Halcyon said, I think the whispers the Lady hears are like harpies telling her "This is the way a proper lady behaves," and the curse is "What will they say." The ubiquitous they.
Oh now THAT'S interesting!!! But now why would ladies of that era expect her to keep to her loom and not even look out the window? Or am I being too literal?
My idea of a fairy tale has always been happily ever after so this seems more realistic to me. No prince charming to save her. Was Tennyson ahead of his time saying women had to save themselves?
Happily ever after and so many of them are so brutal. But in the end they are supposed to end happily ever after, I wonder why this does not? I'm trying to see what the moral of this might be IF it's a fairy tale, that is. If Tennyson is saying women had to save themselves, she sure did not. Is that the point? Leave your muse and die?
How do you commit suicide by sitting in a boat? How far TO Camelot is it, anyway?
Andrea you like the 1832 better? She is speaking thru the note? Frybabe has put it here:
"The web was woven curiously,
The charm is broken utterly,
Draw near and fear not -- this is I,
The Lady of Shalott."
What on earth does that mean?
Pat H: How would Lancelot even know he was the cause of her death? And I think Halcyon said it too. Could anyone see in her tower?
Me, too. I don't understand how this can be unrequited love. I don't think he knows anything about it, he's riding by, there's a tower, some people....not many, some....have heard her in there sometimes singing.. Nobody has seen her!
Yet who hath seen her wave her hand?
Or at the casement seen her stand?
Or is she known in all the land,
The Lady of Shalott?
Underneath the bearded barley,
The reaper, reaping late and early
Hears her ever chanting cheerly,
Like an angel, singing clearly,
O'er the stream of Camelot.
Piling the sheaves in furrows airy,
Beneath the moon, the reaper weary
Listening, whispers, "'Tis the fairy
Lady of Shalott."
Only reapers, reaping early,
In among the beared barley
Hear a song that echoes cheerly
From the river winding clearly,
Down to towered Camelot:
And by the moon the reaper weary,
Piling sheaves in uplands airy,
Listening, whispers, " 'Tis the fairy
Lady of Shalott."
Yet who hath seen her wave her hand?
Or at the casement seen her stand?
Or is she know in all the land,
The Lady of Shalott?
I don't think that anybody has ever seen her at all. Nobody has even seen her wave her hand? Or stand at the window. Nobody has even seen her.
In fact, I don't see how anybody thought she was real at all. Aren't both of those versions calling her a fairy?
So nobody has seen her, and she's taken on this fairy like reputation or aura so she herself is almost a symbol of...what? Maybe it's all symbols.
What IS unrequited love? I thought it was love which is not returned. If I don't know XXx loves me how can I return it and who says it's love, for Pete's sake? All she did was turn to look at him.
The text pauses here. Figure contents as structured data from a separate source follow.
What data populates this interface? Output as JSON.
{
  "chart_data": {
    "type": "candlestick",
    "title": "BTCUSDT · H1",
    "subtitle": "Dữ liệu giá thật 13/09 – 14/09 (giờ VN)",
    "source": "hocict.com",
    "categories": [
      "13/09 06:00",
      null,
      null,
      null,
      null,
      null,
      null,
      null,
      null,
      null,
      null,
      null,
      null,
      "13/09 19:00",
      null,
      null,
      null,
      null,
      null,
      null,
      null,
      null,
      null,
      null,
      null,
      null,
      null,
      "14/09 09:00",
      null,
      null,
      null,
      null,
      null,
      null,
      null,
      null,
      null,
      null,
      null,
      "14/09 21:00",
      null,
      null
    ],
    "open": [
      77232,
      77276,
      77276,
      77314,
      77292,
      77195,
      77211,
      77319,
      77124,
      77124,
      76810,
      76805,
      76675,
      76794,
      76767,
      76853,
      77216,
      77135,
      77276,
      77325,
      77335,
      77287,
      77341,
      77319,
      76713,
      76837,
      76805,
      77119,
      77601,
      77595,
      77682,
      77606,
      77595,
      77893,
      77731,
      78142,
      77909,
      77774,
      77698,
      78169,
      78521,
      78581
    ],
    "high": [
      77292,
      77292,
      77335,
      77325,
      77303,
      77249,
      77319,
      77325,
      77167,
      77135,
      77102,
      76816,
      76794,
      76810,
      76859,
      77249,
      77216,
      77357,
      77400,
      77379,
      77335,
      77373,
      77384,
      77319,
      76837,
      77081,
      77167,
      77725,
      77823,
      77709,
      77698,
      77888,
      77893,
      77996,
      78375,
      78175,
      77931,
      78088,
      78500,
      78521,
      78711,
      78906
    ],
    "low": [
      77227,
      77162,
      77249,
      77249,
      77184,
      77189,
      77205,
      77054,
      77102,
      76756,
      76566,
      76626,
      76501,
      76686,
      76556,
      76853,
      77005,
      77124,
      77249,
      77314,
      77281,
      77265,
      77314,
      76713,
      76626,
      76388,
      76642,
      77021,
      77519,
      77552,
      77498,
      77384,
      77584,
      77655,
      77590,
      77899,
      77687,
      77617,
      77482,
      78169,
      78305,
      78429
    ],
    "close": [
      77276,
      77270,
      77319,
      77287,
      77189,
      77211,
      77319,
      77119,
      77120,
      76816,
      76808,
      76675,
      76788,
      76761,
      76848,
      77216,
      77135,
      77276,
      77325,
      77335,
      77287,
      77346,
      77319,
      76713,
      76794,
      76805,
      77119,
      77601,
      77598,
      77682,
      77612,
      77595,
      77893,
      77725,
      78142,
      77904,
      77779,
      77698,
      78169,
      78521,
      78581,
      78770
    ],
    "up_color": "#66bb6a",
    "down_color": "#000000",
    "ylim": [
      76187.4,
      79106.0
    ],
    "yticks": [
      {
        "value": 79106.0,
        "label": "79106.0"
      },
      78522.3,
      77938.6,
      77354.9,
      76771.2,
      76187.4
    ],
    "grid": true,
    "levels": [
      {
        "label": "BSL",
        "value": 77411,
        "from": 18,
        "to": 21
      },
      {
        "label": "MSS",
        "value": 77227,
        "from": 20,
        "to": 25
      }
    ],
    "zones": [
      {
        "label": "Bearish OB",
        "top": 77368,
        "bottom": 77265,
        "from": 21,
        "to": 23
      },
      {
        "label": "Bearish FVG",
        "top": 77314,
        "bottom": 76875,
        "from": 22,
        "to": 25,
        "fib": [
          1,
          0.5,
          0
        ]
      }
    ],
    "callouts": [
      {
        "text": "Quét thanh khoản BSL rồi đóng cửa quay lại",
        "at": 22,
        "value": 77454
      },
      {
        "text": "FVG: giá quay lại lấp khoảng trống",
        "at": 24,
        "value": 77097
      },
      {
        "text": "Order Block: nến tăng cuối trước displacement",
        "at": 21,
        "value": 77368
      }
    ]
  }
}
That's a good point PatH and Frybabe both make. The different endings convey different things. In the last ending Lancelot takes a part and shows some mercy, the others are staring...her name is on the prow of the ship and he...I think he IS showing some tenderness. Nobody else is, in either version, are they? One version shows fear.
Why him tho? In both versions she has to introduce herself, by prow writing or by parchment , to whoever may find her. I am confused by that. How long HAS she been up there?